R and Python are the two most widely used programming languages by data scientists worldwide. However, based on their preference, they may choose what best suits them.
In a world where 2.5 quintillion bytes of data or more is generated within a single day, becoming a data scientist is the perfect plan to start your career in this thriving data science industry.
More than just the exciting career ahead, you need to figure out an effective plan and start with the basic foundation. R and Python programming languages for data science or something else?
When it comes to choosing a programming language, you will often come across people debating on such topics. Should I start with R or Python programming? Why Python is preferred and not R? There is a slight confusion that takes place in choosing the right programming language.
Evidently, both R and Python play a significant role in the life of a data science professional. Both programming languages are mandatory and useful and are found amongst the most frequently required skillsets by top employers. However, each of these programming languages offers certain advantages and disadvantages for performing data science work. However, based on the kind of project, the required programming language can be chosen for further analysis.
According to a 2019 survey by Stack Overflow, Python continues to be the fastest-growing programming language today. Further on, Python topped to be the most wanted programming language by 25.7% while R remained to be at 4.9%. This has taken place consecutively for three years (till recent).
Are you in a state of disarray?
Well, the solution is simple. Learn both R and Python programming. The perfect blend of getting into a data science career.
For professionals already in the data science industry, they can choose any one of the programming languages based on the project they’re working on.
To be honest, both R and Python are ideal programming languages for every data science aspirant out there.
Is there a solution?
Both are excellent programming tools. However, there are certain parameters you need to consider before starting your data science work.
Based on widely cited comparisons by Norm Matloff, Prof. of Computer Science, UC Davis using seven parameters, you can now determine which programming language will be the best fit. Comparison elements to consider include:
1) The learning curve
R is the winner since even novices can perform simple data analyses within a few minutes time.
While Python can get a little tricky because of their libraries. For data science, professional who’s just started with data science must first learn how to use Python libraries such as Pandas, MatPlotlib, matrix types, NumPy that are likely already built into base-R.
2) Machine learning
Fueled by machine learning and artificial intelligence, Python is now known to be one of the fastest-growing programming languages used by a data science professional.
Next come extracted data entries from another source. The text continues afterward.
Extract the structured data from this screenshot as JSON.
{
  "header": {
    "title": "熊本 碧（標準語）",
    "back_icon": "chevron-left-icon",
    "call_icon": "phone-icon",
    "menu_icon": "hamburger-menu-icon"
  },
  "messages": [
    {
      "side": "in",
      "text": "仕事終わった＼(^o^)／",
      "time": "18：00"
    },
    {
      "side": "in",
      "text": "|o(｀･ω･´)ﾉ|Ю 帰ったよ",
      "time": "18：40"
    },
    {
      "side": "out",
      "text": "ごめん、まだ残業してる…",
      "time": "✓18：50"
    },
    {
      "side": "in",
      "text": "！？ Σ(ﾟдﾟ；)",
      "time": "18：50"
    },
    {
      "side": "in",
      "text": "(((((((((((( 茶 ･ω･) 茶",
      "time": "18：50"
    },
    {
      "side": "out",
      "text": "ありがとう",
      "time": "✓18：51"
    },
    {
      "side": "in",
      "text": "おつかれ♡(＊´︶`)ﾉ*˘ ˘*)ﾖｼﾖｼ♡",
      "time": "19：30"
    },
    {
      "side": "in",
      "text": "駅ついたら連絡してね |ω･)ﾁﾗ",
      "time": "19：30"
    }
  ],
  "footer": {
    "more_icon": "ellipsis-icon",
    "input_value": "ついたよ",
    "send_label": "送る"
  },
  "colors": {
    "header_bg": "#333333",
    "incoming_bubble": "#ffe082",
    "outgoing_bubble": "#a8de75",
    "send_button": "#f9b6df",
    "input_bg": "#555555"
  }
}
Python ideally offers multiple fine-tuned libraries i.e., AlexNet used for image recognition while the R version needs to be developed.
The Python library is empowered by setting image-smoothing ops. This can be further implemented by R-Keras wrapper. For this purpose, a version of TensorFlow (pure-R) is developed. However, in R, the availability of the packages for gradient boosting and random forest can be superb.
3) Level of complexity
In terms of owning elegance, Python is a winner since it reduces the usage of braces and parentheses during coding, making it much sleeker.
4) Accuracy in statistics
R is used for solving statistical problems. It is written by statisticians themselves and for statisticians.
While Python might not provide accuracy in solving a statistical problem.
5) Metaprogramming or object orientation
Both R and Python have objects as functions, but R is most preferred. R has multiple OOP paradigms, while Python only has one. Due to R’s feature of metaprogramming (code that can produce code), most computer scientists are going gaga over R programming.
6) Linking of data structures
Data structures such as binary trees can easily be implemented in Python. But if this is done in R, probably the use of “list class” will be required, which is considerably slow.
7) Unity of language
Much difference won’t be seen even when Python version 2.7X transitions to 3.0X.
But with the impact of RStudio, R is seen to change into two different dialects i.e., R and Tidyverse.
Given the ever-evolving field in data science, some newer tools and technologies keep expanding. Thus, a data science professional should stay in-sync with the present trends in the data science industry.
Python programming language has grown widely amongst the data science community. Why? This is because of their rich repository of libraries that permits data scientists to perform the task that has better code readability, better stability, better modularity, and is an object-oriented language.
At the core, learning both R and Python can be powerful in the data science field. With multiple programming languages that provide much-needed options to execute a data science project, it gets challenging for individuals to be picky with a specific language.